A driver who tried to blackmail members of the Qatari royal family by threatening to share their private photographs if they didn’t pay him money has been sentenced to jail for more than four years by a London court.
In May 2013, Sudan-born Awad Abdulbagy, 49, had been hired to drive a private photographer working for members of the Qatari family around London during their visit to the UK.
After finding photographs of the family on a memory stick and camera left in his car, Abdulbagy threatened to send the pictures to a commercial television station or another Gulf state if he did not receive GBP600,000 (QR3.3 million) from the Qatar Embassy in London.
Embassy staff called police about the threat, and the driver and his wife Nasren Mohammed, 34, were arrested, according to the Press Association newswire.
Both were found guilty of blackmail at a trial held earlier this year at Southwark Crown Court in central London, where reporters were instructed not to name the victims.
Sentencing the defendants last Friday, Judge Anthony Pitt described their actions as “amateurish.”
‘Sensitive’ pictures
Although the pictures contained “nothing disgraceful,” they were private and “highly sensitive,” the judge added.
He ordered Abdulbagy to serve four-and-a-half years in prison, and handed his wife a two-year jail term.
However, that sentence will be suspended for two years – an “act of mercy” by the court because the couple has five young children, two of whom have disabilities, the judge added.
While Mohammed played a lesser role in the scheme, her sentence reflected her position as the “steel in the back” of her husband and her initiative as being the first of the couple to telephone the embassy, PA reported.
She apparently told embassy staff that they had found the pictures and said she wanted to claim a prize.
The judge said that while the couple had initially hoped to return the lost goods for a small “thank you,” they then began attempting to extort money.
In his sentencing, he said:
“I don’t know what they would have paid … but shortly after you turned to criminal threats as to how not just to get a small thank-you, but how to get a life-changing amount of money.
It was an opportunity that formed in your mind, and perhaps that of your wife as well, of gaining a large sum of money, a life-changing sum of money.
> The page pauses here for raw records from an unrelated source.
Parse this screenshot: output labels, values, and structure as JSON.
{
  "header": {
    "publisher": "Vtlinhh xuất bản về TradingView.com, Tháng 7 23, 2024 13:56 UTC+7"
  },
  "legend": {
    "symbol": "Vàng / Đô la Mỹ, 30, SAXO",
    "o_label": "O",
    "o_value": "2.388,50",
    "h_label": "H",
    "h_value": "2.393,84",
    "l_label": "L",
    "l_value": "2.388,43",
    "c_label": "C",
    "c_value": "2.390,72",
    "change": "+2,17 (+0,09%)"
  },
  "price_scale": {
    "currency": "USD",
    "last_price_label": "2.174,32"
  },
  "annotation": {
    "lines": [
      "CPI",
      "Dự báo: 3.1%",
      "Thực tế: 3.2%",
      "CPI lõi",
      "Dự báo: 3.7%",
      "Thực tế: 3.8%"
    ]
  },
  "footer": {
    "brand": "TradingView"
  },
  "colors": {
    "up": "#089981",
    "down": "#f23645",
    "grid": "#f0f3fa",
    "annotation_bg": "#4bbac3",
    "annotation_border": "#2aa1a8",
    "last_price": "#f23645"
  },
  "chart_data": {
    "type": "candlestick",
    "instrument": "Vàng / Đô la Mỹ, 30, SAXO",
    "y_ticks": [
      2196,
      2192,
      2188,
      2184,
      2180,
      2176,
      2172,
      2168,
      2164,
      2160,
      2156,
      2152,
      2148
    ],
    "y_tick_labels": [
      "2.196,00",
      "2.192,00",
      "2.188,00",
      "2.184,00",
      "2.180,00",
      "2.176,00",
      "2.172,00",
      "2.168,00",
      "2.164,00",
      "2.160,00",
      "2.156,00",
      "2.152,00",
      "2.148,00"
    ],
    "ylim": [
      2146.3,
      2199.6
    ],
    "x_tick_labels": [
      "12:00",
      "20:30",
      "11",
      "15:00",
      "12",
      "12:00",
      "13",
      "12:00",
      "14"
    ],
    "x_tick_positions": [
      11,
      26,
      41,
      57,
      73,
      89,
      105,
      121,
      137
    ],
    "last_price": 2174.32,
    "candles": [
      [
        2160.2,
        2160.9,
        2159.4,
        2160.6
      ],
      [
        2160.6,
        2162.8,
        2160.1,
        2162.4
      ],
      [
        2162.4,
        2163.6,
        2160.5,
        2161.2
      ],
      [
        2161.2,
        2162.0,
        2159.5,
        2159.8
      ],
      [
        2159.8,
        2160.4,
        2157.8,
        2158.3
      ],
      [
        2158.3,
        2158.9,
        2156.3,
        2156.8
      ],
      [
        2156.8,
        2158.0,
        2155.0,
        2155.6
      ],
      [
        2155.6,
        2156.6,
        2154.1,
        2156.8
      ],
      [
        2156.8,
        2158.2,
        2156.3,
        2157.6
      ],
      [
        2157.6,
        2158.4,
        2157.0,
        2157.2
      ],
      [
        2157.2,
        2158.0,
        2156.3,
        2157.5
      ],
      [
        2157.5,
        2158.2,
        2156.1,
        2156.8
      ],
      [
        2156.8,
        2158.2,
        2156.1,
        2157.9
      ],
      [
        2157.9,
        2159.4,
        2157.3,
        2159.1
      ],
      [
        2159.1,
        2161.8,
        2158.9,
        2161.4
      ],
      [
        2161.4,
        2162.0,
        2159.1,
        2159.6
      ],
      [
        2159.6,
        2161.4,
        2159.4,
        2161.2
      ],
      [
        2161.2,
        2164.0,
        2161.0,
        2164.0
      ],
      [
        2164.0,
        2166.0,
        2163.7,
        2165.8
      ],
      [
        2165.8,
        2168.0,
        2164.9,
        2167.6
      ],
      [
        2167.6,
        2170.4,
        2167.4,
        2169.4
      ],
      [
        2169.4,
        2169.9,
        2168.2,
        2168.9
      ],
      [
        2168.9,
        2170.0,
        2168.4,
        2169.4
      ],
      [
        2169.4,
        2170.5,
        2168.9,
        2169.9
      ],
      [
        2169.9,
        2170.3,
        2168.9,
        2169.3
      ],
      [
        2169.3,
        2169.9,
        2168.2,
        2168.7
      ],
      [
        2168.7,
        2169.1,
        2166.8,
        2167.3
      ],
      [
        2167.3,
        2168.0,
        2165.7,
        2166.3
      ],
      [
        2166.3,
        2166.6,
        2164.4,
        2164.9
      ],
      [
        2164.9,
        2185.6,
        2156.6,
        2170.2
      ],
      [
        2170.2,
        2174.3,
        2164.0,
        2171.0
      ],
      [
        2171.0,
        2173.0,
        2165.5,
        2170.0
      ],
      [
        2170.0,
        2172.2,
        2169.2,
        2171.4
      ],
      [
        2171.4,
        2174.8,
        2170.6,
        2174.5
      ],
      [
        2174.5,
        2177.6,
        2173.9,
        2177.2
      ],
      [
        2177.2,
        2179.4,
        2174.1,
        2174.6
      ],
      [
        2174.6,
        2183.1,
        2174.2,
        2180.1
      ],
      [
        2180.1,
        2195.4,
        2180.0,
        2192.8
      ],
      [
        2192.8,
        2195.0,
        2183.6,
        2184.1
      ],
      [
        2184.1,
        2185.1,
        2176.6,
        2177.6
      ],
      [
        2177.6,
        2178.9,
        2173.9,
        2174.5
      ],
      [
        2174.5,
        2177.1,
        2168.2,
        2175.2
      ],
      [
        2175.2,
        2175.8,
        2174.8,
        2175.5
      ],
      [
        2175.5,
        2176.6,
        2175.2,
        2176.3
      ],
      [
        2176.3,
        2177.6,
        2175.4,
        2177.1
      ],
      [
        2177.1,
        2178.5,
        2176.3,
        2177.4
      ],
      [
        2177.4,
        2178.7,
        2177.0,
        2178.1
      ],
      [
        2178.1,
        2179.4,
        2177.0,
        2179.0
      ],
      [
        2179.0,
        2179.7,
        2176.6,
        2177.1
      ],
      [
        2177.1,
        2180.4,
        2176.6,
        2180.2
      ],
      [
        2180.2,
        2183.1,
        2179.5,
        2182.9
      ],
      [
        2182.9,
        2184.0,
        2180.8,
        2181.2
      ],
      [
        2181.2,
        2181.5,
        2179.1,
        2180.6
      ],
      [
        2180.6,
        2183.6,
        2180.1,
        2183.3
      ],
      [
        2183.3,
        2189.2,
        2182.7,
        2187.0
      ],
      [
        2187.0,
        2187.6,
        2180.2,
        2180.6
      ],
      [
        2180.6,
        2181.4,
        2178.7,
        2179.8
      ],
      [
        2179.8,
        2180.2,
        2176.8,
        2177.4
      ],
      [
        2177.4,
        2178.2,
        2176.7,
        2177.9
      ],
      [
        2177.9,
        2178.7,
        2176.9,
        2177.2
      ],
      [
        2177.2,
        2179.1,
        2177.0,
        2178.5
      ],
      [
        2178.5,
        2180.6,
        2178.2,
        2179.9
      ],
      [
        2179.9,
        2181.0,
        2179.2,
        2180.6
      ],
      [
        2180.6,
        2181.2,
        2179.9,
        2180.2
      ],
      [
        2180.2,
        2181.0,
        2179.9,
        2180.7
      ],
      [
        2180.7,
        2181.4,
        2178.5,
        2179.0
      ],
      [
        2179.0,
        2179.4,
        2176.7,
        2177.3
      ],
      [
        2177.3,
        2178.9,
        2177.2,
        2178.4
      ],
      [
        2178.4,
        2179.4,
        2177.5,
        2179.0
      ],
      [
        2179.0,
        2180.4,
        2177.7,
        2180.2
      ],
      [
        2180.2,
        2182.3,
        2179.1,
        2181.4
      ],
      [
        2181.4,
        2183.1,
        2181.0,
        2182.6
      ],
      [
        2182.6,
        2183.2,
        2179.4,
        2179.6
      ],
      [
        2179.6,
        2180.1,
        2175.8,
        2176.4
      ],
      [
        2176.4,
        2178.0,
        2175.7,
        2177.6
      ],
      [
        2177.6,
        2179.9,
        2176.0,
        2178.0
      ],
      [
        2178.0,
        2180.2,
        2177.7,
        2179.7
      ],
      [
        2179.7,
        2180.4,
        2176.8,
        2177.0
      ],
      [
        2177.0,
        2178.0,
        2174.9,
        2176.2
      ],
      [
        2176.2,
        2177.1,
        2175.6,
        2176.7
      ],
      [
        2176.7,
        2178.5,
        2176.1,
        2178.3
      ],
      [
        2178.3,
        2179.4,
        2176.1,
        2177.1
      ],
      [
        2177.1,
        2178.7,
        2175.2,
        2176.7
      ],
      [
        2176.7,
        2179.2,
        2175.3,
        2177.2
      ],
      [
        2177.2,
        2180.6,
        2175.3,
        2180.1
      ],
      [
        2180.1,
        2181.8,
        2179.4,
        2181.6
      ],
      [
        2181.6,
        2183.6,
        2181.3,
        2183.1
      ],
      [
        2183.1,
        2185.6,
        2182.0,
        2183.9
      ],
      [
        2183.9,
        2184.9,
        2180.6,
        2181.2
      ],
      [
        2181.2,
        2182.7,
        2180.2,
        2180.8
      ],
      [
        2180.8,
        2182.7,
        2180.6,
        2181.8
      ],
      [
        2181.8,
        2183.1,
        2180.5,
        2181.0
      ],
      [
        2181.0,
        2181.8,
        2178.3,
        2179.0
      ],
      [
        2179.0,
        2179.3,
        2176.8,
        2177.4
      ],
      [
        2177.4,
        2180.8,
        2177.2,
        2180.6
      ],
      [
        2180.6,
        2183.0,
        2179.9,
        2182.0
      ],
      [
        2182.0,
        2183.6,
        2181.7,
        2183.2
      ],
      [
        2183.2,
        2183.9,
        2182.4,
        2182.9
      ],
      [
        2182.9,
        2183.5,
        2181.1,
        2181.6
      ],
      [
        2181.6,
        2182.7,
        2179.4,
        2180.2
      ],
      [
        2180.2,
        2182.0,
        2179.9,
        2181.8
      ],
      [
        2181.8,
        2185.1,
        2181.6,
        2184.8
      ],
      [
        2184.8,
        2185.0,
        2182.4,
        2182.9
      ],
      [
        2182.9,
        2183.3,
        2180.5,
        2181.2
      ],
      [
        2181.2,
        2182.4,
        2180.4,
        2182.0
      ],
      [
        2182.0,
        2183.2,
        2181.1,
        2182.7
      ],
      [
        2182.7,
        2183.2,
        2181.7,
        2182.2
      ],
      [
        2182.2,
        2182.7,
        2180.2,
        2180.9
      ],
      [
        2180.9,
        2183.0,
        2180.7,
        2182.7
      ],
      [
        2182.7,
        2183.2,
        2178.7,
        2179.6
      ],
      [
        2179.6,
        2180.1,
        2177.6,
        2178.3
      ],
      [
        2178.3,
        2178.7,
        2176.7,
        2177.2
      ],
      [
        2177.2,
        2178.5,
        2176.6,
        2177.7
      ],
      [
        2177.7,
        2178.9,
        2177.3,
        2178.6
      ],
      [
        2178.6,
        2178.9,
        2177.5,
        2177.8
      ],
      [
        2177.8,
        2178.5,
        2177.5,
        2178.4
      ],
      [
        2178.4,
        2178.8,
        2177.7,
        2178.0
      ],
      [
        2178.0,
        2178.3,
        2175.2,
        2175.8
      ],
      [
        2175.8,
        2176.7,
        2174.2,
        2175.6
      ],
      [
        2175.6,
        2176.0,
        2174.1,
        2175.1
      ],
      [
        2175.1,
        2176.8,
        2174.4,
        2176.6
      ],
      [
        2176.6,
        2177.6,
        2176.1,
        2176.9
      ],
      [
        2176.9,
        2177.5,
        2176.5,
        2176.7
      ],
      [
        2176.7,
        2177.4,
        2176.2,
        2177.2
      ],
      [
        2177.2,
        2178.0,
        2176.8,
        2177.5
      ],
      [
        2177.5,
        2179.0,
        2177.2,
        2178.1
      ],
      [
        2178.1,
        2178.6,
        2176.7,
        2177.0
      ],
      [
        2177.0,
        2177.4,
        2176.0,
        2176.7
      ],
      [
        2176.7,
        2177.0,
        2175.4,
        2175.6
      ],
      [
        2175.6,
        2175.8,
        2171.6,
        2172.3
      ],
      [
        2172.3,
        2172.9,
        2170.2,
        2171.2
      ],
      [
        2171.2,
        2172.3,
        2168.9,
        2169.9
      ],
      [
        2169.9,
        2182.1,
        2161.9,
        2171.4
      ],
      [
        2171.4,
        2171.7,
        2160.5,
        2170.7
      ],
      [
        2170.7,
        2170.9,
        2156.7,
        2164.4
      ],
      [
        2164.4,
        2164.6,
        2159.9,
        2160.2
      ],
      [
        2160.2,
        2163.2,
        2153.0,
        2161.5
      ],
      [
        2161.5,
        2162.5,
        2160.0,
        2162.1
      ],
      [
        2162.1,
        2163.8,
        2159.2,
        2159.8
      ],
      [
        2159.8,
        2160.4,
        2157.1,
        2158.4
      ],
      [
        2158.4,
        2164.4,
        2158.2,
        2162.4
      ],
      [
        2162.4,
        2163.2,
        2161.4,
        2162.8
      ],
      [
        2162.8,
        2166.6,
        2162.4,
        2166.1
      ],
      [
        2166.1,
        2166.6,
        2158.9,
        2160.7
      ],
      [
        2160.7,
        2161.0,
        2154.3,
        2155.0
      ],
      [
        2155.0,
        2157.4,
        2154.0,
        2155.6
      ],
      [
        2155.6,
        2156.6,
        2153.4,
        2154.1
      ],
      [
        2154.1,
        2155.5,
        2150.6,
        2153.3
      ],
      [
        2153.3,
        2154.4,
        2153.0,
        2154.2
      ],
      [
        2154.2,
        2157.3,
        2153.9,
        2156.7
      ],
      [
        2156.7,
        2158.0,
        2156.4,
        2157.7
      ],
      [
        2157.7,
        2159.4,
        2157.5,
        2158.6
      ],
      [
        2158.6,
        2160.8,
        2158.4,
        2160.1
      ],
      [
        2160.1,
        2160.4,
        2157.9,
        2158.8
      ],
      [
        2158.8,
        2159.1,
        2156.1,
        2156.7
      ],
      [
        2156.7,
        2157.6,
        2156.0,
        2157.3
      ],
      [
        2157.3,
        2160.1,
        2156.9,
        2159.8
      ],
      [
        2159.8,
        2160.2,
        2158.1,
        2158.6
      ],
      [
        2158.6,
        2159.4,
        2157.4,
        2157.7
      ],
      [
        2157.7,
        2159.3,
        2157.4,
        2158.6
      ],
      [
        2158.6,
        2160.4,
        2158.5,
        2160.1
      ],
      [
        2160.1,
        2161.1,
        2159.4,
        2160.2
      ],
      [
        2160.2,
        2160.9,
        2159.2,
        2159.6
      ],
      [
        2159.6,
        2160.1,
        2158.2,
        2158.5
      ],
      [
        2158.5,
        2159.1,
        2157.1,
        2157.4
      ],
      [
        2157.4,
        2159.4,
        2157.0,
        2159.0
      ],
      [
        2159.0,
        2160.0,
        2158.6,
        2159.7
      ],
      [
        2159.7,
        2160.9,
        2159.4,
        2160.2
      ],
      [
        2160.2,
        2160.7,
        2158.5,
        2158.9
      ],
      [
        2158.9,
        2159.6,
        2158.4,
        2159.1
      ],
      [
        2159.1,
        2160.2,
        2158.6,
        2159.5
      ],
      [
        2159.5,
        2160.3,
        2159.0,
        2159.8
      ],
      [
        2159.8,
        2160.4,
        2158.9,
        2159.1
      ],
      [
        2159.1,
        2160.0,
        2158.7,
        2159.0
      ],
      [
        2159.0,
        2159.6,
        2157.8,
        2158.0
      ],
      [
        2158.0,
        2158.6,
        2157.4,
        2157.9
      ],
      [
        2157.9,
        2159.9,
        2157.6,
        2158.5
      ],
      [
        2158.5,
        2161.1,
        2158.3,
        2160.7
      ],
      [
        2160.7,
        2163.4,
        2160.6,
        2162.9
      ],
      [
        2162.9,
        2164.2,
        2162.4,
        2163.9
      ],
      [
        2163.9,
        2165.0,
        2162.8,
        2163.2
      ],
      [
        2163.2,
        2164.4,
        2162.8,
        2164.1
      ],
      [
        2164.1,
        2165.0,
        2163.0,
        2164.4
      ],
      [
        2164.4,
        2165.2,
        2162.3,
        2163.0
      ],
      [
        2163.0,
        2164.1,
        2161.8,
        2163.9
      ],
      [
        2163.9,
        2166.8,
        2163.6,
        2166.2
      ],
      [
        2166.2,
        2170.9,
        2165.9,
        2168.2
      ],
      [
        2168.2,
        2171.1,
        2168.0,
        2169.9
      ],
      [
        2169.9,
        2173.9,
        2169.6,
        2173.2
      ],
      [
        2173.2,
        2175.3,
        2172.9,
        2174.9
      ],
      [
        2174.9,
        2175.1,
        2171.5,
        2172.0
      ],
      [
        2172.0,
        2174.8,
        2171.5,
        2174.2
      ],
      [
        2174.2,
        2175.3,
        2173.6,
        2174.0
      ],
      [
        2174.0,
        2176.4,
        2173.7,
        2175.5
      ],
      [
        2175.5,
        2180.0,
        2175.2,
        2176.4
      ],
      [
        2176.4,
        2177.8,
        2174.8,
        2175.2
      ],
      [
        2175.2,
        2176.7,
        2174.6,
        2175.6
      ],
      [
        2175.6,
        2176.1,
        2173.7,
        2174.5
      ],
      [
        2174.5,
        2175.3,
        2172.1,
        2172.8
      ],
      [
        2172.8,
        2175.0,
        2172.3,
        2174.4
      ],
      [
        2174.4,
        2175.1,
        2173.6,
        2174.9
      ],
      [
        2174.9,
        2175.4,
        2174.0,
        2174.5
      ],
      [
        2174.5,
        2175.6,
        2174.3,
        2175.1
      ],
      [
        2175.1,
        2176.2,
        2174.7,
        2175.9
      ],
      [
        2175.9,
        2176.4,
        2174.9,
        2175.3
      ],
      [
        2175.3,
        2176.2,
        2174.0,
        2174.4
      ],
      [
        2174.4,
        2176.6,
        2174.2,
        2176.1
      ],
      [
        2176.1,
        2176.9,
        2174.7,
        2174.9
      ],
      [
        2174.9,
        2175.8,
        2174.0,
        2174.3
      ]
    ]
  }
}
A ransom, in effect, for the return of the items,” PA reported him as saying.
Blackmail demands
During the trial, Qatari diplomat Ali Al-Hajri testified that he spoke to the couple, who at first demanded GBP600,000, and then GBP300,000 (QR1.15 million) in return for the memory stick and camera.
Al-Hajri said they then sent him threatening messages in Arabic.
“The wording is very clear when he says ‘I’m not going to wait any longer’ – this is clear blackmail,” the Daily Mail reported him as saying in court.
Prosecutor Gareth Patterson said during the trial that Abdulbagy had repeatedly called and sent messages to the embassy demanding money. He was arrested after a third meeting at the mission in London’s Mayfair.
The missing items were found in his car, which had been parked at the nearby Dorchester Hotel.